Any interest rate cut by the U.S. Federal Reserve, including the one widely expected next week, won’t save the U.S. economy from a recession over the next year, warns Morgan Stanley.

The next recession will start as a demand shock, according to Ellen Zentner, Morgan Stanley chief U.S. economist. Zentner said the current “credible bear case” probability is about 20 percent, but that might change quickly depending on the track ongoing trade tensions with China take.

“For now, the path to the bear case of a U.S. recession is still narrow, but not unrealistic,” said a report from Zentner and her team.

They said reliable yardsticks of an impending recession are nonfarm payrolls, consumer strength, manufacturing and aggregate indicators of growth such as those the Conference Board publishes.

As a whole, data confirming a recession are “just outside the danger zone,” wrote Zentner.
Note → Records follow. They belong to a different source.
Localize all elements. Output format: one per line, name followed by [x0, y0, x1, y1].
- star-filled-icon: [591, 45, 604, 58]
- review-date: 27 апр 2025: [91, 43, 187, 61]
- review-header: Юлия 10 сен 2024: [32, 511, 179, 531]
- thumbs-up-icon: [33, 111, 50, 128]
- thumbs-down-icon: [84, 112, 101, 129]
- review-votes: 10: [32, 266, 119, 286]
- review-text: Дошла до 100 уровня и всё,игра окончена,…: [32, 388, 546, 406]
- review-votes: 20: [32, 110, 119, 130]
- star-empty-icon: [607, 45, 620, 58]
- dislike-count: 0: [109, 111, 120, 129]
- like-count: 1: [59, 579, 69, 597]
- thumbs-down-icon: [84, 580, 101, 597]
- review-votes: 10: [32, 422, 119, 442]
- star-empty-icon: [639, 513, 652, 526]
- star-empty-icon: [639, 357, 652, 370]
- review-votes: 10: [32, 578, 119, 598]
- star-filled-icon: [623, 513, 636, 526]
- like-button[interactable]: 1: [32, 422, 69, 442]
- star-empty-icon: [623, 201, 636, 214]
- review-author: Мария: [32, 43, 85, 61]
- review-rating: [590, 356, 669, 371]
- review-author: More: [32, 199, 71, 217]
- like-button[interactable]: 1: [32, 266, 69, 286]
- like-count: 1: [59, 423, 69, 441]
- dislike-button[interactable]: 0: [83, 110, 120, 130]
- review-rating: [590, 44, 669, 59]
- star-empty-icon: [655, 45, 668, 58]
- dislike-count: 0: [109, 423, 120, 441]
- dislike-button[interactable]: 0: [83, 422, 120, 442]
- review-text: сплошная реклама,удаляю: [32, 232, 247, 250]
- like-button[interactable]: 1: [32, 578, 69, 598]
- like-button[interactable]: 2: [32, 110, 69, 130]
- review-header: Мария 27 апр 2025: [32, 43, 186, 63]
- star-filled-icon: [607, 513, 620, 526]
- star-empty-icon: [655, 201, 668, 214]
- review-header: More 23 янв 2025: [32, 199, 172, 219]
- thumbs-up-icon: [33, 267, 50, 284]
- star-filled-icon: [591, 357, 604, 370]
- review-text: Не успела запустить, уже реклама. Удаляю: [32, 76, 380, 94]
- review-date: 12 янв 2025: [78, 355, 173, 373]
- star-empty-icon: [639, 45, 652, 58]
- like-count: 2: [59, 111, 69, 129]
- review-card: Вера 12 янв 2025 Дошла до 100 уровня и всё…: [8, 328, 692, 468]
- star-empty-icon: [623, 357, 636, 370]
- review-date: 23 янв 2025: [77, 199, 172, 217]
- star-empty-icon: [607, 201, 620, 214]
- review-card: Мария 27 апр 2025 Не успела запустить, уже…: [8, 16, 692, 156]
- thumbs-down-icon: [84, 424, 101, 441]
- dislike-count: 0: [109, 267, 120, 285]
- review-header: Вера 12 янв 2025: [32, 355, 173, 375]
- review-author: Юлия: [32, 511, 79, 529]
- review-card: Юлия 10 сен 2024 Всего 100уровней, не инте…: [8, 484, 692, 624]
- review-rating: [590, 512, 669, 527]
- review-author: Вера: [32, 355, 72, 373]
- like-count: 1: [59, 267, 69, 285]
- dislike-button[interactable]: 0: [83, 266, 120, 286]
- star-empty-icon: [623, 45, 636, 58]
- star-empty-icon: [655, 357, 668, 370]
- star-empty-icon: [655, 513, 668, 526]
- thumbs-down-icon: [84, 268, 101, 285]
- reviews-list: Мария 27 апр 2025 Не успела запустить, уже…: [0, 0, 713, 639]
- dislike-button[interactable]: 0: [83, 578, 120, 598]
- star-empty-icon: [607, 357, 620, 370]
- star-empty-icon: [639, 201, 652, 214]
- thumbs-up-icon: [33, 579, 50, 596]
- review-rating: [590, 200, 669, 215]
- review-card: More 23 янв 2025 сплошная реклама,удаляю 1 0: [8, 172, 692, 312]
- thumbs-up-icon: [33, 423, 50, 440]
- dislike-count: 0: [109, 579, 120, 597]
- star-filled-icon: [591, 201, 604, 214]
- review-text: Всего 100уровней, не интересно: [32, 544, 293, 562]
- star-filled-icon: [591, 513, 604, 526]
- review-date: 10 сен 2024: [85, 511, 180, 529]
But “these series can deteriorate rapidly, and a continuation of current deceleration trends through the summer would materially increase the risk of recession.”

At the heart of the recession case being made by Morgan Stanley are the intractable trade tensions between the United States and China that stand to trigger layoffs and a deceleration in consumer spending.

“If trade tensions escalate further, our economists see the direct impact of tariffs interacting with the indirect effects of tighter financial conditions and other spillovers, potentially leading consumers to retrench,” wrote Zentner.

“Corporates may start laying off workers and cutting capex as margins are hit further and uncertainty rises.”

Taken together, these events will amount to a “large demand shock.” This huge hit will slow U.S. economic growth to negative 0.1 percent in 2020 from a projected 2.2 percent expansion in 2019. Zentner described this slowdown as a shallow recession but one that is, nevertheless, a huge comedown for an economy that grew 2.9 percent in 2018.

There will also be a big hit to stocks. Morgan Stanley said investors will be better served investing in defensive sectors like healthcare and consumer staples. Based on past experience, fixed income tends to outperform as a safe haven during a recession.

On the other hand, motor vehicles and tech hardware are sectors most likely to underperform. Other sectors for investors to avoid include cyclical stocks and high-yield bonds.

Wall Street traders
Traders and financial professionals on the floor of the New York Stock Exchange (NYSE). Norway's sovereign wealth fund lost a ton of money at Wall Street and other equity markets in 2018. JOHANNES EISELE/AFP/Getty Images

Investors should start becoming defensive now, says Morgan Stanley.

“Since recessions do not announce themselves when they arrive and markets are forward-looking, history suggests that investors should not wait for confirmation of a recession before getting more defensive in their asset allocation,” wrote Zentner. “Patience does not pay when it comes to recessions."

Zentner said waiting until the National Bureau of Economic Research (NBER) actually pronounces the economy in recession is a good time to start buying because the market already will have started pricing a recovery.

She believes the upcoming Fed rate cut might be negated by increasing pressure from tariffs that could pull both the U.S. and global economy into recession.

More and more experts are now openly predicting a recession. The New York Fed estimates a 33 percent chance of a recession in the next 12 months, the highest level since the Great Recession of 2008.